Considerations: As PsInvertedFunctionTable is not exported, one must first locate it in order to patch it (this is considered possible as many exported routines reference it in an obvious, patterned way, such as RtlLookupFunctionEntry. Also, although the structure is guarded by a non-exported synchronization mechanism (PsLoadedModuleSpinLock in Windows Server 2008), the first few entries corresponding to the HAL and the kernel in-memory image itself should be static and safely accessible without synchronization (after all, neither the HAL nor the kernel in-memory image may be unloaded after the system has booted). It should be possible to perform an interlocked exchange to swap the exception directory pointer, provided that the exception directory shall not be modified in a fashion that would require synchronization (e.g. only appended to) after the exchange is made. The size of the exception directory is supplied as a separate value in the inverted function table entry array and would need to be modified separately, which may pose a synchronization problem if alterations to the exception directory are not carefully planned to be safe in all possible contingencies with respect to concurrent access as the alterations are made. Additionally, due to the 32-bit RVA based format of the unwind metadata, all exception handlers for a module must be within 4GB of that module's loaded base address. This means that custom exception handlers need to be located within a ``window'' of memory that is relatively near to a module. Allocating memory at a specific base address involves additional work as the memory cannot be in an arbitrary point in the address space, but within 4GB of the target. If a caller can query the address space and request allocations based at a particular region, however, this is not seen as a particular unsurmountable problem.

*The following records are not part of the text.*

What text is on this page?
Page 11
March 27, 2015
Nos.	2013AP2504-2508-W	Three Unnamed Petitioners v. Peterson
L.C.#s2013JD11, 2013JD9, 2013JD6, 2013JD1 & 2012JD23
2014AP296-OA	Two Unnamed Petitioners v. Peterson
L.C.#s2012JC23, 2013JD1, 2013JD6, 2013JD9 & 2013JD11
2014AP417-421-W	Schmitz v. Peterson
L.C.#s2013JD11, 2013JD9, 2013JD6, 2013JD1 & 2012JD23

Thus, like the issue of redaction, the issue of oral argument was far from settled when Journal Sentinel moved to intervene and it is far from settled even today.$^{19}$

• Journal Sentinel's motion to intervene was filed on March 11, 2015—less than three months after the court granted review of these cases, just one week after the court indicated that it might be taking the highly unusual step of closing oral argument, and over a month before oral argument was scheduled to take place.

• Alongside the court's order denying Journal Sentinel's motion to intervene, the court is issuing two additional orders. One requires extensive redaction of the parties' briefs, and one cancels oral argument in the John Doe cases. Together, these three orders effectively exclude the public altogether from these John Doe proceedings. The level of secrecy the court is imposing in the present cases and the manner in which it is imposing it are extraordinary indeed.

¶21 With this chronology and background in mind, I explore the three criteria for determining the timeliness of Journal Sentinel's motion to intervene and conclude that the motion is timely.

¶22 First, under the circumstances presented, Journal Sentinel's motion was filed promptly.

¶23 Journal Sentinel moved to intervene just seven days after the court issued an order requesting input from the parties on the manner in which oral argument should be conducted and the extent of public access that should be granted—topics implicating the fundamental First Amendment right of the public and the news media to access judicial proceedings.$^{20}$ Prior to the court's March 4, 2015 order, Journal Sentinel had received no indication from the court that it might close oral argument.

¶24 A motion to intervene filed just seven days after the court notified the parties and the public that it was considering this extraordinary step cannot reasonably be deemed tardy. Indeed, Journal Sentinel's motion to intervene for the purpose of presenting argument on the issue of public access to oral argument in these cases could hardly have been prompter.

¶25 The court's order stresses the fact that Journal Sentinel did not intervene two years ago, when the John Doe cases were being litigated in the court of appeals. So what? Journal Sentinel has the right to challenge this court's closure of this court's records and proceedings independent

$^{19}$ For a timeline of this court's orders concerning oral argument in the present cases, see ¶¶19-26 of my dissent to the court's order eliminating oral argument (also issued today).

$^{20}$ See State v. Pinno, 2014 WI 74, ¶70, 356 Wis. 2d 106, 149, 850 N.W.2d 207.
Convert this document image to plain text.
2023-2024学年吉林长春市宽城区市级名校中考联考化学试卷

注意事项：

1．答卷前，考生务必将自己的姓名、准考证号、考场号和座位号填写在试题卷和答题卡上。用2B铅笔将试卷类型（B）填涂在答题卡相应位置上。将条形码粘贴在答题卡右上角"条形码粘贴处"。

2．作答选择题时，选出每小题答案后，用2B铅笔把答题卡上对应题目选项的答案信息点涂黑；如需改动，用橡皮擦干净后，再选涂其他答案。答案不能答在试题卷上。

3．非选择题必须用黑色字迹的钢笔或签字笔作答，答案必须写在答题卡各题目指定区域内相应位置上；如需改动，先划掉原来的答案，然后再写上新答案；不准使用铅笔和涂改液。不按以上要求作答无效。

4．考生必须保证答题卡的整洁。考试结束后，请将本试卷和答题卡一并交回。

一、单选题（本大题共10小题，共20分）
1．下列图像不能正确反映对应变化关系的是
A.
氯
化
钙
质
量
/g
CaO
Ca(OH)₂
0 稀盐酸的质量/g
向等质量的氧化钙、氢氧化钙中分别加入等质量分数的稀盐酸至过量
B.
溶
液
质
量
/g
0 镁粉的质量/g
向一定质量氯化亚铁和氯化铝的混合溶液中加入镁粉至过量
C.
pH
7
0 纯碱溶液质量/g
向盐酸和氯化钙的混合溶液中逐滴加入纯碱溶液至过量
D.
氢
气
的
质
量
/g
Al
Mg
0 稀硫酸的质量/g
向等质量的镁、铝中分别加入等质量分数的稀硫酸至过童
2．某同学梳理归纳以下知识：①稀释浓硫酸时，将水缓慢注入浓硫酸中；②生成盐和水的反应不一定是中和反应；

Covertness: The principal advantage of this approach is that it allows a caller to gain control at any point within a module's execution where an exception is generated without modifying any code or data within the module in question (provided the module is cached within PsInvertedFunctionTable). Because the exception directory information for a module is unused after the cache is populated, integrity checks against the PE header are useless for detecting the alteration of exception handling behavior for a cached module. Additionally, PsInvertedFunctionTable is a non-exported, writable kernel-mode global which affords it some intrinsic protection against simple detection techniques. A scan of the loaded module list and comparison of exception directory pointers to those contained within PsInvertedFunctionTable could reveal most attacks of this nature, however, provided that the loaded module list retains integrity. Additionally, PatchGuard version 3 appears to guard key portions of PsInvertedFunctionTable (e.g. to block redirection of the kernel's exception directory), resulting in a need to bypass PatchGuard for long-term exploitation on Windows x64 based systems. This is considered a relatively minor difficulty by the authors.